Società e contratti
15 Luglio 2025
Nell’ambito delle clausole volte a mantenere e rafforzare la stabilità della composizione sociale, assume primario rilievo la cd. clausola di gradimento.
L’art. 2355-bis, c. 2, c.c. in tema di S.p.A., sancisce che le clausole di mero gradimento volte a regolamentare la circolazione delle azioni sono efficaci soltanto se prevedono, a carico della società o degli altri soci, un obbligo di acquisto oppure il diritto di recesso dell’alienante. Il mero gradimento è quindi consentito purché sia in ogni caso garantito il diritto al disinvestimento del socio alienante (o mediante acquisto dalla società stessa nei limiti di quanto stabilito dall’art. 2357 c.c. o dagli altri soci, oppure, dal recesso del socio alienante che potrà così realizzare la liquidazione della partecipazione).
La ratio della disposizione (art. 2355-bis c.c.) è da rinvenirsi nell’esigenza di garantire il diritto del socio alla realizzazione di quegli interessi che lo avevano spinto a prendere parte alla società per azioni. Più nel dettaglio, secondo la Relazione al D.Lgs. 6/2003, il socio non può rimanere “prigioniero del suo titolo” e deve essere posto nelle condizioni di realizzare “quell’interesse all’agevole investimento, che costituisce uno dei motivi essenziali della scelta della società per azioni e della sua diffusione”.

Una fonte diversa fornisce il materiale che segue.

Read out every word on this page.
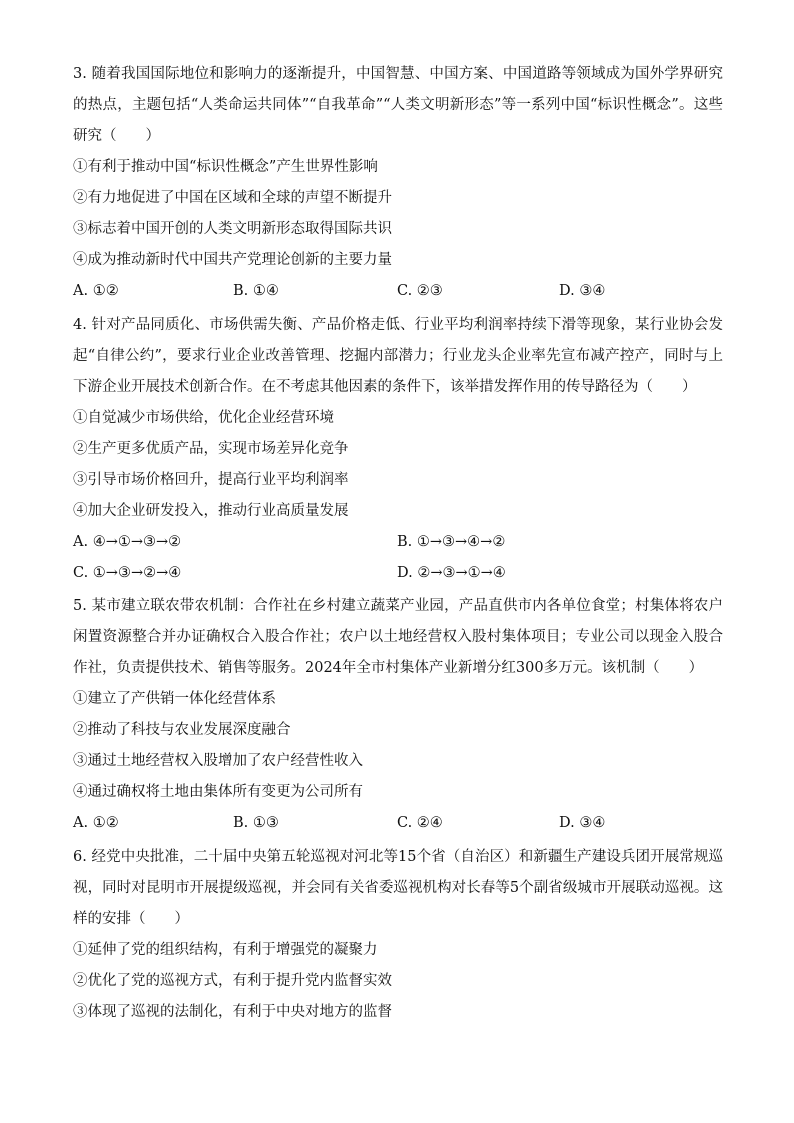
3. 随着我国国际地位和影响力的逐渐提升，中国智慧、中国方案、中国道路等领域成为国外学界研究的热点，主题包括“人类命运共同体”“自我革命”“人类文明新形态”等一系列中国“标识性概念”。这些研究（　　）

①有利于推动中国“标识性概念”产生世界性影响

②有力地促进了中国在区域和全球的声望不断提升

③标志着中国开创的人类文明新形态取得国际共识

④成为推动新时代中国共产党理论创新的主要力量

A. ①②	B. ①④	C. ②③	D. ③④

4. 针对产品同质化、市场供需失衡、产品价格走低、行业平均利润率持续下滑等现象，某行业协会发起“自律公约”，要求行业企业改善管理、挖掘内部潜力；行业龙头企业率先宣布减产控产，同时与上下游企业开展技术创新合作。在不考虑其他因素的条件下，该举措发挥作用的传导路径为（　　）

①自觉减少市场供给，优化企业经营环境

②生产更多优质产品，实现市场差异化竞争

③引导市场价格回升，提高行业平均利润率

④加大企业研发投入，推动行业高质量发展

A. ④→①→③→②	B. ①→③→④→②
C. ①→③→②→④	D. ②→③→①→④

5. 某市建立联农带农机制：合作社在乡村建立蔬菜产业园，产品直供市内各单位食堂；村集体将农户闲置资源整合并办证确权合入股合作社；农户以土地经营权入股村集体项目；专业公司以现金入股合作社，负责提供技术、销售等服务。2024年全市村集体产业新增分红300多万元。该机制（　　）

①建立了产供销一体化经营体系

②推动了科技与农业发展深度融合

③通过土地经营权入股增加了农户经营性收入

④通过确权将土地由集体所有变更为公司所有

A. ①②	B. ①③	C. ②④	D. ③④

6. 经党中央批准，二十届中央第五轮巡视对河北等15个省（自治区）和新疆生产建设兵团开展常规巡视，同时对昆明市开展提级巡视，并会同有关省委巡视机构对长春等5个副省级城市开展联动巡视。这样的安排（　　）

①延伸了党的组织结构，有利于增强党的凝聚力

②优化了党的巡视方式，有利于提升党内监督实效

③体现了巡视的法制化，有利于中央对地方的监督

Con specifico riferimento alle S.r.l., invece, l’art. 2469, c. 2 c.c. sancisce che “Qualora l’atto costitutivo preveda l’intrasferibilità delle partecipazioni o ne subordini il trasferimento al gradimento di organi sociali, di soci o di terzi senza prevederne condizioni e limiti, o ponga condizioni o limiti che nel caso concreto impediscono il trasferimento a causa di morte, il socio o i suoi eredi possono esercitare il diritto di recesso ai sensi dell’articolo 2473”.